Pausa

Marta Helena Fontoura vou

Hoje é dia de ventania. As cortinas valseiam diante das janelas de vidros cerrados. É pelas frestas que o vento se impõe sem cerimônia. Dá duas voltas e só encontra o silêncio. Faz tempo que o pulsar do relógio estancou. Os tacos do chão pararam de ranger, esquecidos que foram pelo caminhar do senhor de cabelos brancos. O tampo de vidro da mesa agora aparece por inteiro. A senhora espevitada parou de rascunhar contas no papel. Não escuto mais as vozes se chamando entre os equívocos amigos da surdez. Aquietaram-se as dores, as fomes e os cochilos no sofá.
Um dia, chegou alguém varrendo os papéis amassados dos caramelos e limpou as migalhas do chão. Saciou a sede das plantas, bateu a porta e levou os passos até o elevador. Novamente o silêncio fez eco nas fotografias penduradas nas paredes. Um frio me correu por dentro. Sinto falta do barulho da casa e das gentes. Para onde todos foram? Quem vai tirar o pó amotinado pelos cantos? Quem vai abrir as janelas para o senhor de cabelos brancos poder se permitir olhar a rua andar?
Os cheiros também se foram. A cebola e o alho não ardem mais nas panelas. O bolo de baunilha não foi para o forno, nem a massa do pão. O perfume frutado da senhora espevitada não saiu mais do frasco de vidro fosco sobre a penteadeira do quarto - vidro fosco pode ser tanta coisa, até a imagem captada de um pulmão adoecido ou a lente que esconde um olhar extraviado. A senhora espevitada também não saiu mais, tão pouco voltou esbaforida, cheia de sacolas penduradas pelos braços.
Hoje é dia de ventania. Fazia tempo que elas não apareciam por aqui. Chegaram juntas. Fecharam a porta e pausaram na entrada da casa. Deixaram desaguar a dor guardada pelas gavetas. Um suspiro, outro e mais um. Fazer o tempo andar para frente. É preciso atravessar a ponte e esmiuçar o conhecido e, quem sabe, descobrir nuances desapercebidas no corriqueiro dos dias.
Abriram portas, olharam para dentro dos armários, separaram louças, vasos e talheres. Acarinharam os lençóis e as almofadas. Sacudiram as toalhas e dobraram os guardanapos.
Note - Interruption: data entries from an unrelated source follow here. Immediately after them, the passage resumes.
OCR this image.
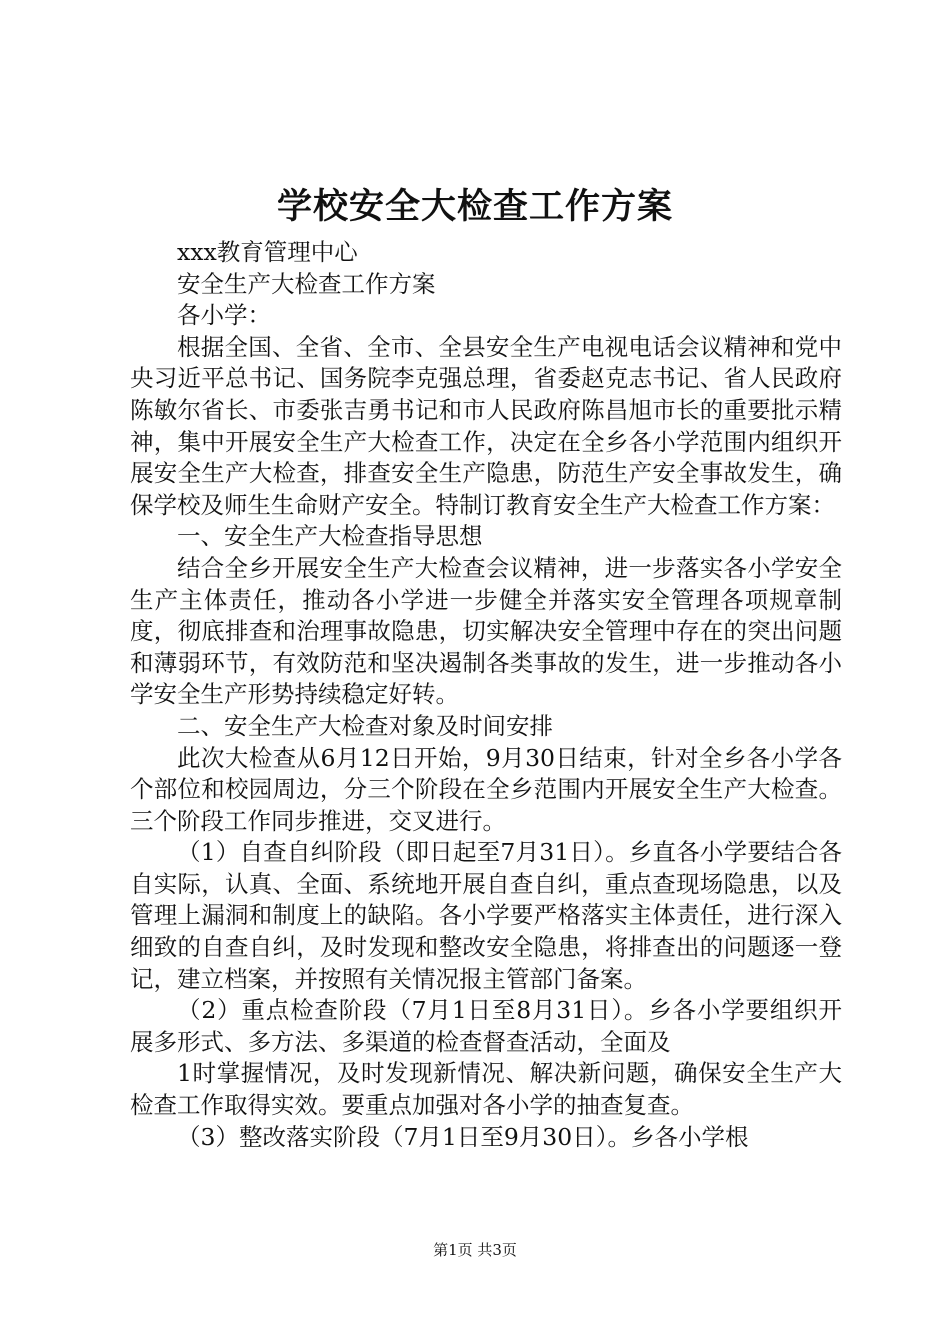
学校安全大检查工作方案

xxx教育管理中心

安全生产大检查工作方案

各小学：

根据全国、全省、全市、全县安全生产电视电话会议精神和党中央习近平总书记、国务院李克强总理，省委赵克志书记、省人民政府陈敏尔省长、市委张吉勇书记和市人民政府陈昌旭市长的重要批示精神，集中开展安全生产大检查工作，决定在全乡各小学范围内组织开展安全生产大检查，排查安全生产隐患，防范生产安全事故发生，确保学校及师生生命财产安全。特制订教育安全生产大检查工作方案：

一、安全生产大检查指导思想

结合全乡开展安全生产大检查会议精神，进一步落实各小学安全生产主体责任，推动各小学进一步健全并落实安全管理各项规章制度，彻底排查和治理事故隐患，切实解决安全管理中存在的突出问题和薄弱环节，有效防范和坚决遏制各类事故的发生，进一步推动各小学安全生产形势持续稳定好转。

二、安全生产大检查对象及时间安排

此次大检查从6月12日开始，9月30日结束，针对全乡各小学各个部位和校园周边，分三个阶段在全乡范围内开展安全生产大检查。三个阶段工作同步推进，交叉进行。

（1）自查自纠阶段（即日起至7月31日）。乡直各小学要结合各自实际，认真、全面、系统地开展自查自纠，重点查现场隐患，以及管理上漏洞和制度上的缺陷。各小学要严格落实主体责任，进行深入细致的自查自纠，及时发现和整改安全隐患，将排查出的问题逐一登记，建立档案，并按照有关情况报主管部门备案。

（2）重点检查阶段（7月1日至8月31日）。乡各小学要组织开展多形式、多方法、多渠道的检查督查活动，全面及

1时掌握情况，及时发现新情况、解决新问题，确保安全生产大检查工作取得实效。要重点加强对各小学的抽查复查。

（3）整改落实阶段（7月1日至9月30日）。乡各小学根

第1页 共3页
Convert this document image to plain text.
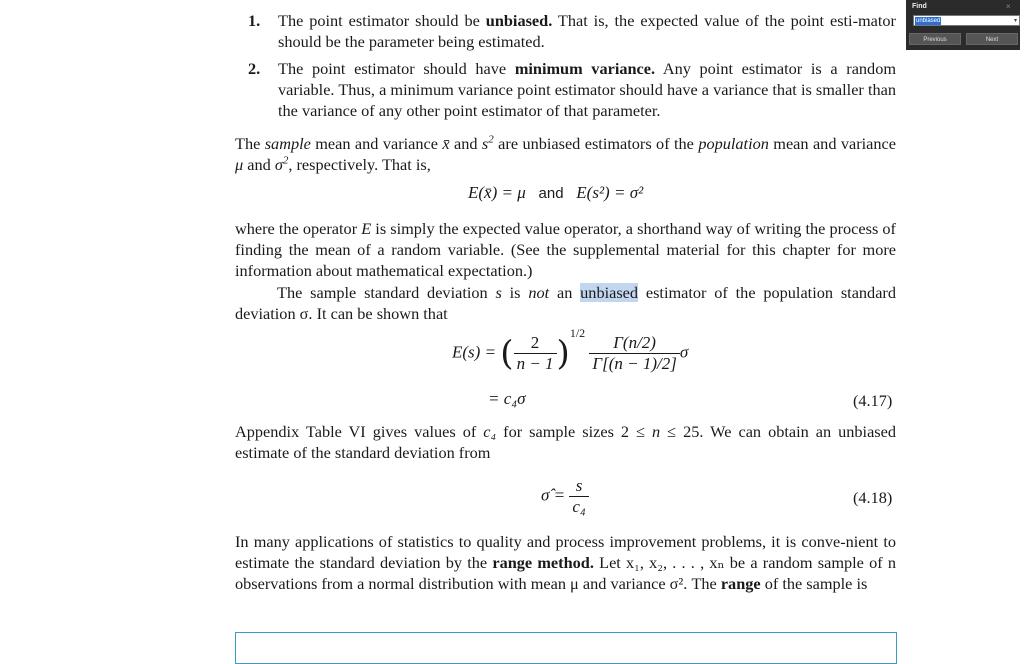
1. The point estimator should be unbiased. That is, the expected value of the point esti-mator should be the parameter being estimated.
2. The point estimator should have minimum variance. Any point estimator is a random variable. Thus, a minimum variance point estimator should have a variance that is smaller than the variance of any other point estimator of that parameter.
The sample mean and variance x̄ and $s^2$ are unbiased estimators of the population mean and variance μ and $\sigma^2$, respectively. That is,
E(x̄) = μ and E(s²) = σ²
where the operator E is simply the expected value operator, a shorthand way of writing the process of finding the mean of a random variable. (See the supplemental material for this chapter for more information about mathematical expectation.)
The sample standard deviation s is not an unbiased estimator of the population standard deviation σ. It can be shown that
E(s) = ( $\frac{2}{n - 1} )^{1/2}$
$\frac{\Gamma(n/2)}{\Gamma[(n - 1)/2]}$ σ
= c₄σ	(4.17)
Appendix Table VI gives values of c₄ for sample sizes 2 ≤ n ≤ 25. We can obtain an unbiased estimate of the standard deviation from
σ̂ = $\frac{s}{\text{c₄}}$	(4.18)
In many applications of statistics to quality and process improvement problems, it is conve-nient to estimate the standard deviation by the range method. Let x₁, x₂, . . . , xₙ be a random sample of n observations from a normal distribution with mean μ and variance σ². The range of the sample is
Find	×
unbiased	▾
Previous	Next
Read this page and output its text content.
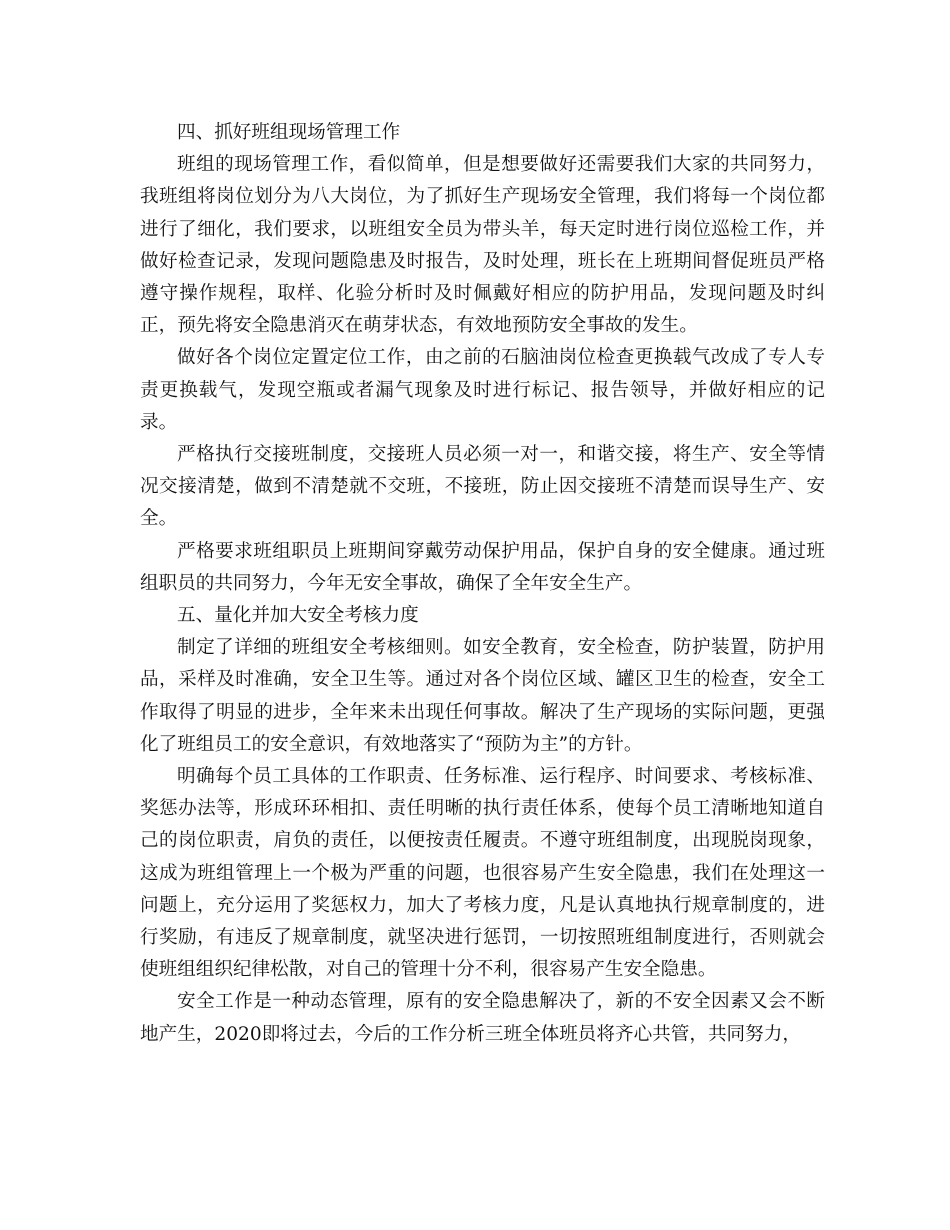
四、抓好班组现场管理工作

班组的现场管理工作，看似简单，但是想要做好还需要我们大家的共同努力，我班组将岗位划分为八大岗位，为了抓好生产现场安全管理，我们将每一个岗位都进行了细化，我们要求，以班组安全员为带头羊，每天定时进行岗位巡检工作，并做好检查记录，发现问题隐患及时报告，及时处理，班长在上班期间督促班员严格遵守操作规程，取样、化验分析时及时佩戴好相应的防护用品，发现问题及时纠正，预先将安全隐患消灭在萌芽状态，有效地预防安全事故的发生。

做好各个岗位定置定位工作，由之前的石脑油岗位检查更换载气改成了专人专责更换载气，发现空瓶或者漏气现象及时进行标记、报告领导，并做好相应的记录。

严格执行交接班制度，交接班人员必须一对一，和谐交接，将生产、安全等情况交接清楚，做到不清楚就不交班，不接班，防止因交接班不清楚而误导生产、安全。

严格要求班组职员上班期间穿戴劳动保护用品，保护自身的安全健康。通过班组职员的共同努力，今年无安全事故，确保了全年安全生产。

五、量化并加大安全考核力度

制定了详细的班组安全考核细则。如安全教育，安全检查，防护装置，防护用品，采样及时准确，安全卫生等。通过对各个岗位区域、罐区卫生的检查，安全工作取得了明显的进步，全年来未出现任何事故。解决了生产现场的实际问题，更强化了班组员工的安全意识，有效地落实了“预防为主”的方针。

明确每个员工具体的工作职责、任务标准、运行程序、时间要求、考核标准、奖惩办法等，形成环环相扣、责任明晰的执行责任体系，使每个员工清晰地知道自己的岗位职责，肩负的责任，以便按责任履责。不遵守班组制度，出现脱岗现象，这成为班组管理上一个极为严重的问题，也很容易产生安全隐患，我们在处理这一问题上，充分运用了奖惩权力，加大了考核力度，凡是认真地执行规章制度的，进行奖励，有违反了规章制度，就坚决进行惩罚，一切按照班组制度进行，否则就会使班组组织纪律松散，对自己的管理十分不利，很容易产生安全隐患。

安全工作是一种动态管理，原有的安全隐患解决了，新的不安全因素又会不断地产生，2020即将过去，今后的工作分析三班全体班员将齐心共管，共同努力，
Miraram os espelhos empoeirados buscando o reflexo daqueles que esvaziaram a casa de toda graça que palpitava pelos cômodos, agora tão esmorecidos.
Acompanhando a lentidão dos movimentos, a noite foi se chegando tímida pela janela. Só então lembraram de mim. Se aproximaram, até que um braço se esticou e me puxou pela perna. Eu me fiz todo em luz sobre elas. Logo me esqueceram, voltaram a vasculhar e separar momentos escondidos nos riscos marcados em cada face e dobra dos objetos tocados pelos dedos vacilantes. Buscavam histórias atrás de um tempo nunca perdido, sempre guardado como flor deixada com cuidado entre as páginas de um livro.
E foi bem antes do arrastar da noite que se foram. Deixaram a desordem costumeira dos apressados diante dos olhares impassíveis dos retratos. Sem piedade cessaram minha participação em toda a intimidade do momento. A casa anoiteceu e eu fiquei novamente só.